Der rot-rot-grüne Wahlkampfhaushalt ist weder ausgeglichen noch gegenfinanziert. SPD, Grüne und Linke bleiben ihrer Linie treu: einig ist man sich im Senat nur im Ausgeben des Steuerzahlergeldes, nicht in der Frage der seriösen Finanzierung. 

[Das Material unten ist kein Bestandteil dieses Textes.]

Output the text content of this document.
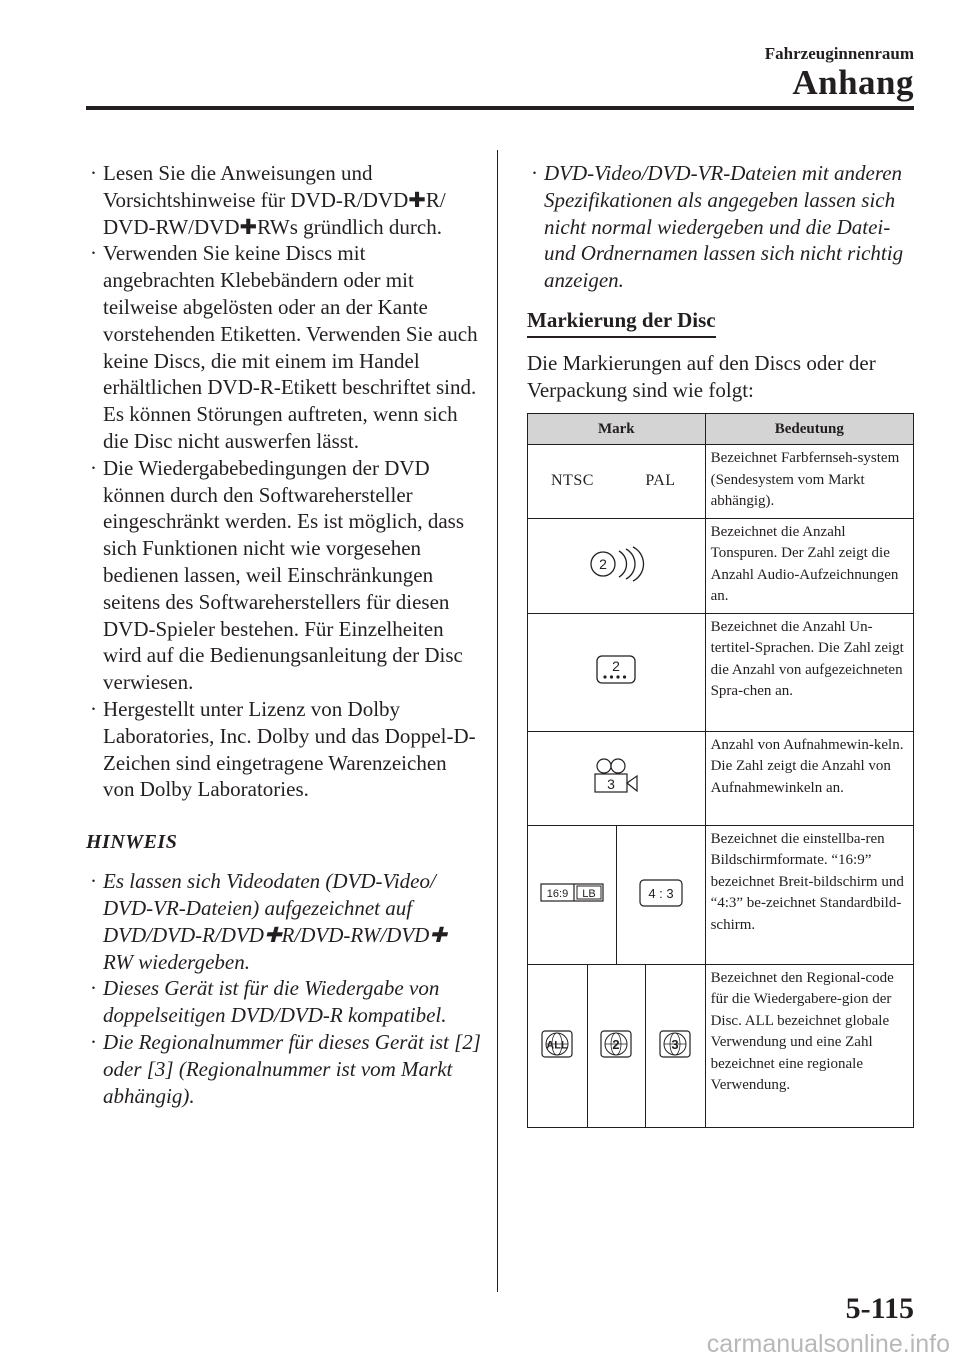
Fahrzeuginnenraum
Anhang
· Lesen Sie die Anweisungen und Vorsichtshinweise für DVD-R/DVD✚R/ DVD-RW/DVD✚RWs gründlich durch.
· Verwenden Sie keine Discs mit angebrachten Klebebändern oder mit teilweise abgelösten oder an der Kante vorstehenden Etiketten. Verwenden Sie auch keine Discs, die mit einem im Handel erhältlichen DVD-R-Etikett beschriftet sind. Es können Störungen auftreten, wenn sich die Disc nicht auswerfen lässt.
· Die Wiedergabebedingungen der DVD können durch den Softwarehersteller eingeschränkt werden. Es ist möglich, dass sich Funktionen nicht wie vorgesehen bedienen lassen, weil Einschränkungen seitens des Softwareherstellers für diesen DVD-Spieler bestehen. Für Einzelheiten wird auf die Bedienungsanleitung der Disc verwiesen.
· Hergestellt unter Lizenz von Dolby Laboratories, Inc. Dolby und das Doppel-D-Zeichen sind eingetragene Warenzeichen von Dolby Laboratories.
HINWEIS
· Es lassen sich Videodaten (DVD-Video/ DVD-VR-Dateien) aufgezeichnet auf DVD/DVD-R/DVD✚R/DVD-RW/DVD✚ RW wiedergeben.
· Dieses Gerät ist für die Wiedergabe von doppelseitigen DVD/DVD-R kompatibel.
· Die Regionalnummer für dieses Gerät ist [2] oder [3] (Regionalnummer ist vom Markt abhängig).
· DVD-Video/DVD-VR-Dateien mit anderen Spezifikationen als angegeben lassen sich nicht normal wiedergeben und die Datei- und Ordnernamen lassen sich nicht richtig anzeigen.
Markierung der Disc
Die Markierungen auf den Discs oder der Verpackung sind wie folgt:
Mark				Bedeutung

NTSC PAL				Bezeichnet Farbfernseh-system (Sendesystem vom Markt abhängig).

2				Bezeichnet die Anzahl Tonspuren. Der Zahl zeigt die Anzahl Audio-Aufzeichnungen an.

2				Bezeichnet die Anzahl Un-tertitel-Sprachen. Die Zahl zeigt die Anzahl von aufgezeichneten Spra-chen an.

3				Anzahl von Aufnahmewin-keln. Die Zahl zeigt die Anzahl von Aufnahmewinkeln an.

16:9 LB		4 : 3		Bezeichnet die einstellba-ren Bildschirmformate. “16:9” bezeichnet Breit-bildschirm und “4:3” be-zeichnet Standardbild-schirm.

ALL	2		3	Bezeichnet den Regional-code für die Wiedergabere-gion der Disc. ALL bezeichnet globale Verwendung und eine Zahl bezeichnet eine regionale Verwendung.
5-115
carmanualsonline.info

Christian Goiny, haushaltspolitischer Sprecher der CDU-Fraktion Berlin

Christian Goiny, haushaltspolitischer Sprecher der CDU-Fraktion Berlin, erklärt:

„Der rot-rot-grüne Wahlkampfhaushalt ist weder ausgeglichen noch gegenfinanziert. SPD, Grüne und Linke bleiben ihrer Linie treu: einig ist man sich im Senat nur im Ausgeben des Steuerzahlergeldes, nicht in der Frage der seriösen Finanzierung. 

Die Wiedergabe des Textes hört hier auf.